People who work for the Organized Village of Kake, Petersburg Indian Association, Ketchikan Indian Community and Central Council of Tlingit & Haida joined the workshop. Others who attended work for organizations such as Southeast Alaska Tribal Ocean Research, the U.S. Forest Service, U.S. Coast Guard and University of Alaska Southeast Ketchikan campus and College of Fisheries and Ocean Science in Juneau.

Some came because they lead tour companies.

Many workshop attendees share an interest in food sovereignty and expertise in resource protection. The green crabs could threaten important traditional and subsistence foods as they damage nursery habitat for fish and compete with or consume other shellfish.

"We wanted to really lay the foundation," Stumpf said. "What is this crab, what does it do, how do you identify it, where could you find it?"

Organizers explained the state's permitting process for crab trapping and offered one-on-one support to file permit applications for people who want to monitor for green crabs with their trapping systems.

Workshop leaders demonstrated that communities don't need to invest in expensive equipment in order to detect the presence of green crab on their shorelines.

"The big message I wanted the small communities to take away was that carapace and molt surveys are a great and powerful way to begin," Stumpf said.

While on the Tamgas beach, participants practiced these carapace and molt surveys with Linda Shaw, a workshop organizer who works for NOAA as a habitat conservation biologist. She said she has become "obsessed" with invasive species such as green crabs.

Emily Grason of Washington Sea Grant helped people identify favorable green crab habitat in Tamgas Harbor, such as log jams and protected tidepools. Grason shared stories from years trapping droves of the invasive crab off the Washington coast.

Genelle Winter, the Metlakatla Indian Community grant coordinator and invasive species program director, said the community is leveraging its unique position and funding sources to lead the way with Alaska's green crab response.

"This is going to be a long-haul project and so we are going to have to make sure that everybody engaged in monitoring really cares," Winter told the group during presentations in Ketchikan. "We have to know that all of the data that we are collecting is absolutely essential and valuable to helping us to preserve the natural resources that we've got."

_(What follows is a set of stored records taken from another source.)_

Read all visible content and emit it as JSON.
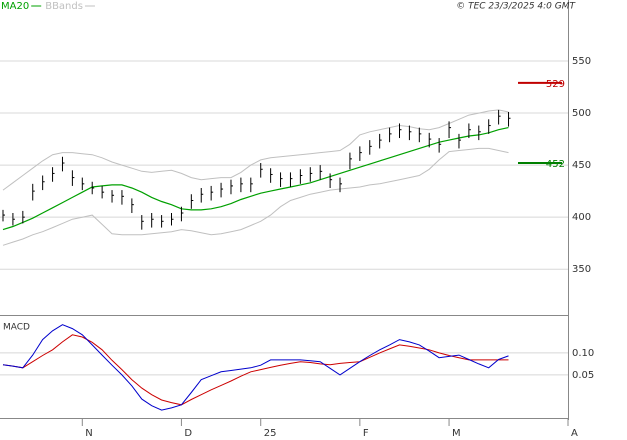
{
  "chart_data": [
    {
      "type": "hlc",
      "source": "© TEC 23/3/2025 4:0 GMT",
      "bars": {
        "color": "#000000",
        "high": [
          407,
          404,
          406,
          432,
          440,
          448,
          458,
          445,
          438,
          434,
          430,
          426,
          426,
          418,
          402,
          404,
          402,
          404,
          410,
          422,
          428,
          430,
          433,
          436,
          438,
          438,
          452,
          447,
          443,
          443,
          446,
          448,
          450,
          442,
          438,
          462,
          468,
          474,
          480,
          486,
          490,
          488,
          486,
          481,
          476,
          492,
          480,
          490,
          488,
          494,
          503,
          501
        ],
        "low": [
          396,
          392,
          394,
          416,
          426,
          434,
          444,
          430,
          426,
          422,
          418,
          414,
          412,
          404,
          388,
          390,
          390,
          392,
          396,
          408,
          414,
          416,
          419,
          422,
          424,
          424,
          438,
          433,
          429,
          429,
          432,
          434,
          436,
          428,
          424,
          446,
          454,
          460,
          466,
          472,
          476,
          474,
          472,
          467,
          462,
          476,
          466,
          476,
          474,
          480,
          489,
          487
        ],
        "close": [
          402,
          398,
          400,
          425,
          434,
          442,
          452,
          438,
          432,
          428,
          424,
          421,
          420,
          412,
          396,
          398,
          396,
          398,
          404,
          416,
          422,
          424,
          427,
          430,
          432,
          432,
          446,
          441,
          437,
          437,
          440,
          442,
          444,
          436,
          432,
          456,
          462,
          468,
          474,
          480,
          484,
          482,
          480,
          475,
          470,
          486,
          474,
          484,
          482,
          488,
          497,
          495
        ]
      },
      "series": [
        {
          "name": "MA20",
          "color": "#00a000",
          "values": [
            388,
            391,
            395,
            399,
            404,
            409,
            414,
            419,
            424,
            429,
            430,
            431,
            431,
            428,
            424,
            419,
            415,
            412,
            408,
            407,
            407,
            408,
            410,
            413,
            417,
            420,
            423,
            425,
            427,
            429,
            431,
            433,
            436,
            439,
            442,
            445,
            448,
            451,
            454,
            457,
            460,
            463,
            466,
            469,
            472,
            474,
            476,
            478,
            479,
            481,
            484,
            486
          ]
        },
        {
          "name": "BBands",
          "color": "#c0c0c0",
          "upper": [
            426,
            433,
            440,
            447,
            454,
            460,
            462,
            462,
            461,
            460,
            457,
            453,
            450,
            447,
            444,
            443,
            444,
            445,
            442,
            438,
            436,
            437,
            438,
            438,
            443,
            450,
            455,
            457,
            458,
            459,
            460,
            461,
            462,
            463,
            464,
            470,
            479,
            482,
            484,
            486,
            488,
            487,
            485,
            484,
            486,
            490,
            494,
            498,
            500,
            502,
            503,
            501
          ],
          "lower": [
            373,
            376,
            379,
            383,
            386,
            390,
            394,
            398,
            400,
            402,
            393,
            384,
            383,
            383,
            383,
            384,
            385,
            386,
            388,
            387,
            385,
            383,
            384,
            386,
            388,
            392,
            396,
            402,
            410,
            416,
            419,
            422,
            424,
            426,
            427,
            428,
            429,
            431,
            432,
            434,
            436,
            438,
            440,
            446,
            455,
            463,
            464,
            465,
            466,
            466,
            464,
            462
          ]
        }
      ],
      "annotations": [
        {
          "value": 529,
          "color": "#c00000"
        },
        {
          "value": 452,
          "color": "#008000"
        }
      ],
      "ylim": [
        306,
        599
      ],
      "yticks": [
        350,
        400,
        450,
        500,
        550
      ],
      "grid": true
    },
    {
      "type": "line",
      "title": "MACD",
      "categories": [
        null,
        null,
        null,
        null,
        null,
        null,
        null,
        null,
        "N",
        null,
        null,
        null,
        null,
        null,
        null,
        null,
        null,
        null,
        "D",
        null,
        null,
        null,
        null,
        null,
        null,
        null,
        "25",
        null,
        null,
        null,
        null,
        null,
        null,
        null,
        null,
        null,
        "F",
        null,
        null,
        null,
        null,
        null,
        null,
        null,
        null,
        "M",
        null,
        null,
        null,
        null,
        null,
        null,
        null,
        null,
        null,
        null,
        null,
        "A"
      ],
      "series": [
        {
          "color": "#0000cc",
          "values": [
            0.073,
            0.07,
            0.066,
            0.095,
            0.13,
            0.15,
            0.164,
            0.155,
            0.141,
            0.118,
            0.095,
            0.072,
            0.05,
            0.025,
            -0.005,
            -0.02,
            -0.03,
            -0.025,
            -0.018,
            0.01,
            0.039,
            0.048,
            0.057,
            0.06,
            0.063,
            0.066,
            0.072,
            0.084,
            0.084,
            0.084,
            0.084,
            0.082,
            0.08,
            0.065,
            0.05,
            0.065,
            0.08,
            0.094,
            0.107,
            0.118,
            0.13,
            0.125,
            0.118,
            0.104,
            0.089,
            0.092,
            0.095,
            0.085,
            0.075,
            0.066,
            0.085,
            0.093,
            null,
            null,
            null,
            null,
            null,
            null
          ]
        },
        {
          "color": "#cc0000",
          "values": [
            0.073,
            0.07,
            0.066,
            0.08,
            0.094,
            0.107,
            0.125,
            0.141,
            0.136,
            0.124,
            0.107,
            0.083,
            0.062,
            0.039,
            0.02,
            0.005,
            -0.007,
            -0.013,
            -0.018,
            -0.006,
            0.005,
            0.016,
            0.026,
            0.036,
            0.047,
            0.057,
            0.062,
            0.067,
            0.072,
            0.076,
            0.08,
            0.078,
            0.075,
            0.073,
            0.076,
            0.078,
            0.08,
            0.09,
            0.1,
            0.109,
            0.118,
            0.115,
            0.111,
            0.107,
            0.1,
            0.094,
            0.089,
            0.084,
            0.084,
            0.084,
            0.084,
            0.084,
            null,
            null,
            null,
            null,
            null,
            null
          ]
        }
      ],
      "ylim": [
        -0.048,
        0.186
      ],
      "yticks": [
        {
          "value": 0.05,
          "label": "0.05"
        },
        {
          "value": 0.1,
          "label": "0.10"
        }
      ],
      "grid": true
    }
  ]
}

As the workshop closed, Metlakatla Indian Community Mayor Albert Smith addressed the workshop group.

"Our subsistence use, our commercial fisheries, it's all in jeopardy," Smith told the group.

He underscored how the species has exploded in Washington waters. According to NOAA information, more than 102,000 crabs were caught in the Puget Sound and along Washington's coast in 2021, a 5,500% increase from the 1,800 crabs found two years earlier in 2019. Off British Columbia, over 300,000 green crabs have been caught since November 2021 on West Vancouver Island alone.

"Turning a blind eye or acting like it doesn't exist will be a bigger problem, and it will cost more money down the stretch," Smith said.